Self-association of the C-terminal domain of the hepatitis-C virus core protein

The N-terminal region of the hepatitis-C virus (HCV) core protein is rich in basic residues, while the C-terminal end of the protein comprises of a stretch of hydrophobic amino acids. Between these two extremes is an amphipathic region with two predicted alpha-helical segments. This region embodies Leu or hydrophobic residues in positions of heptad repeats and is possibly capable of self-association. To investigate this possibility, the core sequence was divided into two fragments and expressed separately as recombinant proteins.

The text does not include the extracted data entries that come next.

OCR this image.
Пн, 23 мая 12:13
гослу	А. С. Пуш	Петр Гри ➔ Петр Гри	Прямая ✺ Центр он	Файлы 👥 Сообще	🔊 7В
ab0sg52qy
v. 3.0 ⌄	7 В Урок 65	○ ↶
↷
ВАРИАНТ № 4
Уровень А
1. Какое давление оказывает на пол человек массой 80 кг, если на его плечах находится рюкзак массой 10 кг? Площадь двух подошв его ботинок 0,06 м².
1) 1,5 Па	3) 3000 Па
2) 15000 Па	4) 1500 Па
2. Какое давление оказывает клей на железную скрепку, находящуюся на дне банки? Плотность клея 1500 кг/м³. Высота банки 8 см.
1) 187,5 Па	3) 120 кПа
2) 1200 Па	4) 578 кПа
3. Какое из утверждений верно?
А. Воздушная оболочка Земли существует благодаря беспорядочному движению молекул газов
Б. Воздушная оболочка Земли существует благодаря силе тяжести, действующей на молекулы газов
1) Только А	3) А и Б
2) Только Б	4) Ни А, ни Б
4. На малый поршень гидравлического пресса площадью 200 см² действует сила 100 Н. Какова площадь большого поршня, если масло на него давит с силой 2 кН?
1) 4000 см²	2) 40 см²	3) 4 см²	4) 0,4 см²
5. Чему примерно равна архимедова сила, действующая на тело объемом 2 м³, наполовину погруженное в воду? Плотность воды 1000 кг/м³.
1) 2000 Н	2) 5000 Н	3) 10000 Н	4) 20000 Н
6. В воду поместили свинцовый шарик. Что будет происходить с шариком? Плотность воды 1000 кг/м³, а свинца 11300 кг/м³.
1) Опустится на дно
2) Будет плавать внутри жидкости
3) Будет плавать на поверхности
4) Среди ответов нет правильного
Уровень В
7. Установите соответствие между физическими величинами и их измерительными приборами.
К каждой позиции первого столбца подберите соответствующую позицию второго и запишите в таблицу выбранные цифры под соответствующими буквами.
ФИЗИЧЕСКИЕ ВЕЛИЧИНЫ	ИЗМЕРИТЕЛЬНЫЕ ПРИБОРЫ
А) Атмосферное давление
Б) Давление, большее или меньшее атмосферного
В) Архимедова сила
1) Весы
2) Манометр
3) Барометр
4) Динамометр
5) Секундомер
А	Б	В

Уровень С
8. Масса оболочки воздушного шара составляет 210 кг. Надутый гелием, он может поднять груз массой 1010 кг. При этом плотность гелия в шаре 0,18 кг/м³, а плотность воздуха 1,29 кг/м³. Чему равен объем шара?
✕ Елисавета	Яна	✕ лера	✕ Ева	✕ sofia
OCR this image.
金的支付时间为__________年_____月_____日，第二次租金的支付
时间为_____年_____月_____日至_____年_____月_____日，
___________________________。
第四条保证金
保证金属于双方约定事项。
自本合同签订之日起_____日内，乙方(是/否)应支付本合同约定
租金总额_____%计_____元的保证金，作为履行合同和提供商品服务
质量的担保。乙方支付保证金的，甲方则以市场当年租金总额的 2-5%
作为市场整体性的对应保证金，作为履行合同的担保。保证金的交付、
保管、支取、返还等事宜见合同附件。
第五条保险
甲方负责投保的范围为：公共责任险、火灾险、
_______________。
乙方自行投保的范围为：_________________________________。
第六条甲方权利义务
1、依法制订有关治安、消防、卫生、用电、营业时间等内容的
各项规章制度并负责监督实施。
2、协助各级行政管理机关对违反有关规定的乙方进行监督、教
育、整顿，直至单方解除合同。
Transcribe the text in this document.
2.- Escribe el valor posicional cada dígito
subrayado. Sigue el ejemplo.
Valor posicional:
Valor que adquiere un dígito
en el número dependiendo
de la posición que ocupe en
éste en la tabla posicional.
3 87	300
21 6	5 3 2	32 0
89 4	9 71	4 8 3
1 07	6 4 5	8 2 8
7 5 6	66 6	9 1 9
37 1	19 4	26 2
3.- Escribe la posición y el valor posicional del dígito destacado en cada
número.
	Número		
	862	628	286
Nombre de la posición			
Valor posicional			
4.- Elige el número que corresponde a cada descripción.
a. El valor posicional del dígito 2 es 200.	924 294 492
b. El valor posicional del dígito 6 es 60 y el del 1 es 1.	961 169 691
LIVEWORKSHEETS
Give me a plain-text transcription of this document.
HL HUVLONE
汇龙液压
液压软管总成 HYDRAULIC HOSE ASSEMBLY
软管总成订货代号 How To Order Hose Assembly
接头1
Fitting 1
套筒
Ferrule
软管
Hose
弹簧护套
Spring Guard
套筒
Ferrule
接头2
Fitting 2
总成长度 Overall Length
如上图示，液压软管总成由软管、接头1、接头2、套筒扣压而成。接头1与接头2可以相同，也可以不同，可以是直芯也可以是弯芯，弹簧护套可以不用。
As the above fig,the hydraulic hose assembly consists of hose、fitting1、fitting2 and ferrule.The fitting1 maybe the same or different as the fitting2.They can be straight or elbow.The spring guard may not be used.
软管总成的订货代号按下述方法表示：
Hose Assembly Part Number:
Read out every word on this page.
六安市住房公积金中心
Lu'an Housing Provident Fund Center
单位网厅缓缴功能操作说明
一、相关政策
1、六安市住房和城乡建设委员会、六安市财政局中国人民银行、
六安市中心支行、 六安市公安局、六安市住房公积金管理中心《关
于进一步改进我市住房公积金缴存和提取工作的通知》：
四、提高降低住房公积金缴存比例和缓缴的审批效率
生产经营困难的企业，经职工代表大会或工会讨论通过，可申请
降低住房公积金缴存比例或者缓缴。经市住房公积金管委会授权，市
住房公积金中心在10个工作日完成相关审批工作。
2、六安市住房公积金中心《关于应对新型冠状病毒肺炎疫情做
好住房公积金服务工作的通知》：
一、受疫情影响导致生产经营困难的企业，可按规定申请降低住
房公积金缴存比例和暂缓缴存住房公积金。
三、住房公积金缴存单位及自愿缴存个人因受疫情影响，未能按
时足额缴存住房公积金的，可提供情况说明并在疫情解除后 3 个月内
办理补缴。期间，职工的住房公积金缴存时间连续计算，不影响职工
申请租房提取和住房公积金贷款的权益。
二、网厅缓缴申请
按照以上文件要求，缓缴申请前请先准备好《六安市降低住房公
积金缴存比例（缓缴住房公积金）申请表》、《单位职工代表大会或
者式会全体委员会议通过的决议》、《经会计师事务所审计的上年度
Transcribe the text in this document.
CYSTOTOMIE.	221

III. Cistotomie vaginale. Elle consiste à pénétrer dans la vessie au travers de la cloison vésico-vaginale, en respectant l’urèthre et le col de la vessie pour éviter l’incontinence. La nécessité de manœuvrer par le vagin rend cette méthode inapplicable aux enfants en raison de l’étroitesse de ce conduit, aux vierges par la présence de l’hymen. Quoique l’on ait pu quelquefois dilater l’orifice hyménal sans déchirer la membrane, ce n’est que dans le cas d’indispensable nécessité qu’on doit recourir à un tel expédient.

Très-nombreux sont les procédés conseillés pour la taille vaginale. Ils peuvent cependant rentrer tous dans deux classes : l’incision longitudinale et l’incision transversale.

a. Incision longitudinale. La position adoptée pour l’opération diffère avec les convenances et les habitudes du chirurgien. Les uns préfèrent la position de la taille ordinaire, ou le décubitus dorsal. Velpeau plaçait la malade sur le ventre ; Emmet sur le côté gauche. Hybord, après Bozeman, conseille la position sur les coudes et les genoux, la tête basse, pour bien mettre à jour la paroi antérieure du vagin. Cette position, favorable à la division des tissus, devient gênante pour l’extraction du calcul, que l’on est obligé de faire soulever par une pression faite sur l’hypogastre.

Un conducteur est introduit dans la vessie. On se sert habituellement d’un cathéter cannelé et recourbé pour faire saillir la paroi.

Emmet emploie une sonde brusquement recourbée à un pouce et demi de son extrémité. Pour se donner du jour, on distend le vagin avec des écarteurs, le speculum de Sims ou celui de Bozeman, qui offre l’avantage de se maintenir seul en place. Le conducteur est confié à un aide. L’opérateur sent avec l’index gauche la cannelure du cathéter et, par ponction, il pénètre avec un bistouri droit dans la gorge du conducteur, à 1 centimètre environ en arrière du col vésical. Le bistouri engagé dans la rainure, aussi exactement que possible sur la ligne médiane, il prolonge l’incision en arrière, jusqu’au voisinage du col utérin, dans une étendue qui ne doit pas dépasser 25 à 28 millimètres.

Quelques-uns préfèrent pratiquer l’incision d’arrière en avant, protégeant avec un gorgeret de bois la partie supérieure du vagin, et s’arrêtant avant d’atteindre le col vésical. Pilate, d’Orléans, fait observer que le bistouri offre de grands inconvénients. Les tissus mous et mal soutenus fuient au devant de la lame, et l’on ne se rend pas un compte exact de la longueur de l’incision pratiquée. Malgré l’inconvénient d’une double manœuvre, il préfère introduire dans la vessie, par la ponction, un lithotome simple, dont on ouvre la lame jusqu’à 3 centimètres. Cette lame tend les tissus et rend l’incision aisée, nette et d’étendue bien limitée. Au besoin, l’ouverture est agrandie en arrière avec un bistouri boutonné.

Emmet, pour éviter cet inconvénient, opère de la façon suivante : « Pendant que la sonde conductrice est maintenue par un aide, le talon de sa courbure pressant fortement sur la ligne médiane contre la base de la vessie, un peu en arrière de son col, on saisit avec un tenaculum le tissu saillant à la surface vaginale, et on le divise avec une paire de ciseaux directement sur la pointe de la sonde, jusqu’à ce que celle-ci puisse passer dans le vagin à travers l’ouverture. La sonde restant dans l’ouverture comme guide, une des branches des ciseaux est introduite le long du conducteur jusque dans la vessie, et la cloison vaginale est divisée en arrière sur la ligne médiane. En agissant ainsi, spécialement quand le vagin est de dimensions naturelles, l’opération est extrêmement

Recombinant proteins with the N-terminal fragment remained as monomers even at high concentrations in SDS/PAGE. Recombinant protein with the C-terminal fragment appeared largely monomeric on denaturing gels but some oligomers were also detected. Furthermore, proline mutations in either one of the predicted alpha helices adversely affected the observed oligomerization. The self-association capacity of the core protein C-terminal region was further supported by results from a yeast two-hybrid system. To affirm our conclusion, a peptide covering the heptad repeats and the predicted alpha helices was synthesized. Data from mass spectrometry and gel-filtration chromatography concluded that this peptide readily self-associated into the homodimer. Therefore, our results suggest that the oligomerization motifs of the HCV core protein may not be limited to the previously suggested N-terminal region.